The story begins with Charlie, the Tramp, arriving at a bar, playing on a violin to raise money and exciting rivalry with competing musicians - which results in a bar room brawl and comic mayhem.

Wandering off into the vicinity of a gypsy caravan, in the country, he encounters the beautiful, though bedraggled, Edna and entertains her with his violin. She has been abducted and abused by the gypsies, chief among them Eric Campbell, who whips her mercilessly. Charlie comes to her rescue and knocks her tormentors on the head with a stick, before riding off with her in a commandeered cart. Love develops between them, as Charlie washes her face in a bowl and combs her hair. He makes breakfast while she goes to fetch water, and on the way she meets an artist who lacks inspiration. She is his muse and he paints her, including a birthmark shaped like a shamrock. She falls for him and brings him back to the cart where the two talk, while Charlie is ignored. The artist leaves and she is stuck with Charlie.
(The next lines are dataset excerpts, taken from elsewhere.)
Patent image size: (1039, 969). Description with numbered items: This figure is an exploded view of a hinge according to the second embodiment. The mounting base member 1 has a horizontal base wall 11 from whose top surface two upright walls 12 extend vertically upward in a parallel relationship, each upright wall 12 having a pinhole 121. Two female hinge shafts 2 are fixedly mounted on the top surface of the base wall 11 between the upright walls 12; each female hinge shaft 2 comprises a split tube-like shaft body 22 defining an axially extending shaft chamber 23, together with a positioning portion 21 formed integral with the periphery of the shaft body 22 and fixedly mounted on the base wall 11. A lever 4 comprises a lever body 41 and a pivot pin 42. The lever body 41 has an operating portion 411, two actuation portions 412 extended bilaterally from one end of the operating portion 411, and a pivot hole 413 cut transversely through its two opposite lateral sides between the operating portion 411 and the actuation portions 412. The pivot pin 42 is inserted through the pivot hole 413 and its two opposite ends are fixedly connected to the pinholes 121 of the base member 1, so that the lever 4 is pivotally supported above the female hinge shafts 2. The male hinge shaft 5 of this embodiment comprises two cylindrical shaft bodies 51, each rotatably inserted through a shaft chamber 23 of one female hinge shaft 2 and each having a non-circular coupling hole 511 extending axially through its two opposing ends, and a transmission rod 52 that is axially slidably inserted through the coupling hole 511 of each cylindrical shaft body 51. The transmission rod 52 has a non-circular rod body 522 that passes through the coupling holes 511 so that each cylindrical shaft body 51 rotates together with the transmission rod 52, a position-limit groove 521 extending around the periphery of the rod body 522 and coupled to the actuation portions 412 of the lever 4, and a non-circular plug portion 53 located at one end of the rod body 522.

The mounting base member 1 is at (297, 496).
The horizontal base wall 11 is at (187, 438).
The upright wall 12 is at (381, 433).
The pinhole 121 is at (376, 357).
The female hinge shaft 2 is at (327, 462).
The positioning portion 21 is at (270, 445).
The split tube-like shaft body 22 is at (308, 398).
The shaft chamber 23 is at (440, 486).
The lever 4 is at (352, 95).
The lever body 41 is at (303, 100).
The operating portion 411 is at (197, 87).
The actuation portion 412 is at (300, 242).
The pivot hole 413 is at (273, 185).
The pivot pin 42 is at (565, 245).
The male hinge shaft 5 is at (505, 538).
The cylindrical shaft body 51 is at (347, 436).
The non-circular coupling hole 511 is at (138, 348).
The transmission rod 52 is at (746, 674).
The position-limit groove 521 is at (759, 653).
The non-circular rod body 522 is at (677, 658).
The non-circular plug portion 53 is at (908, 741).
The resulting painting is seen by the girl's mother, who rushes with the artist to rescue her daughter. They find her with Charlie, who refuses payment from the mother and says good-bye sadly. She drive off in a limousine with her mother, others, and the artist -- only to realize she loves Charlie. She orders the car to reverse and take him along with her.








Review

A timeless Little Tramp classic slapstick comedy. The popular movie legend Charlie Chaplin ("The Kid"/"The Gold Rush"/"City Lights") plays a drifter violinist, who plays in front of a saloon with swinging doors and competes with a four-man band for tips. In the saloon Charlie passes the hat around first and the patrons generously throw in coins thinking he's part of the band. When the band leader (John Rand) discovers the deception, he chases after the elusive vagabond until he escapes. 

Charlie retreats to the country and at a gypsy campsite while playing his violin is attracted to the young gypsy girl (Edna Purviance), who is treated cruelly by the brute gypsy chief (Eric Campbell). The mistreated girl falls in love with Charlie's music and escapes with him from the camp in a caravan after Charlie comically knocks out with a big stick all the gypsies guarding her. While the couple rest in the country an artist (Lloyd Bacon), unable to get inspired by the landscape, spots the gypsy girl and notices that she has a a shamrock shaped birthmark on her arm. 

Now inspired, the artist gets her to pose for him and afterwards, back at the caravan, to Charlie's disgust, they openly flirt with each other. The painter calls his painting 'The Living Shamrock!', and it goes on exhibit in the museum before a posh crowd. The gypsy girl's wealthy mother (Charlotte Mineau) attends the gallery showing and recognizes her long-lost daughter from the shamrock birthmark, and implores the artist to take her where she posed. The rare happy ending for a Chaplin film has the girl discover she loves Charlie more than the artist, and mom takes him along in their chauffeur-driven car. 

As with “Police,” Charlie’s character in this movie is a victim of the cruel world, rather than a perpetrator of violence for its own sake. His theft of the money from the band is unintentional, and he does not start violence against them on purpose. With the gypsies, he is violent only in defense of Edna, who is being bull-whipped unjustly. He does not act in violence or even discourtesy towards his romantic rival. In short, he is a totally sympathetic character once again. The ending is a stark contrast with “The Tramp,” in which he leaves at the first sight of any competition. Here, he holds out hope and winds up winning. Unlike other Charlie-Edna romances, the decision is left to the girl, and she makes it based on her true feelings. The ending is effectively dramatic and moving, in spite of its presence in a manic comedy.

In 1916, when this movie was released, Charles Chaplin was the most famous person on the planet. He remains, even today, one of the most iconic figures ever to emerge from the art form known as the movies. His movies are timeless partly because they always seemed old-fashioned even for the times they were made. His characters are like something out of Dickens. His villains wear huge fake mustaches and his women are helplessly sweet natured and girlish.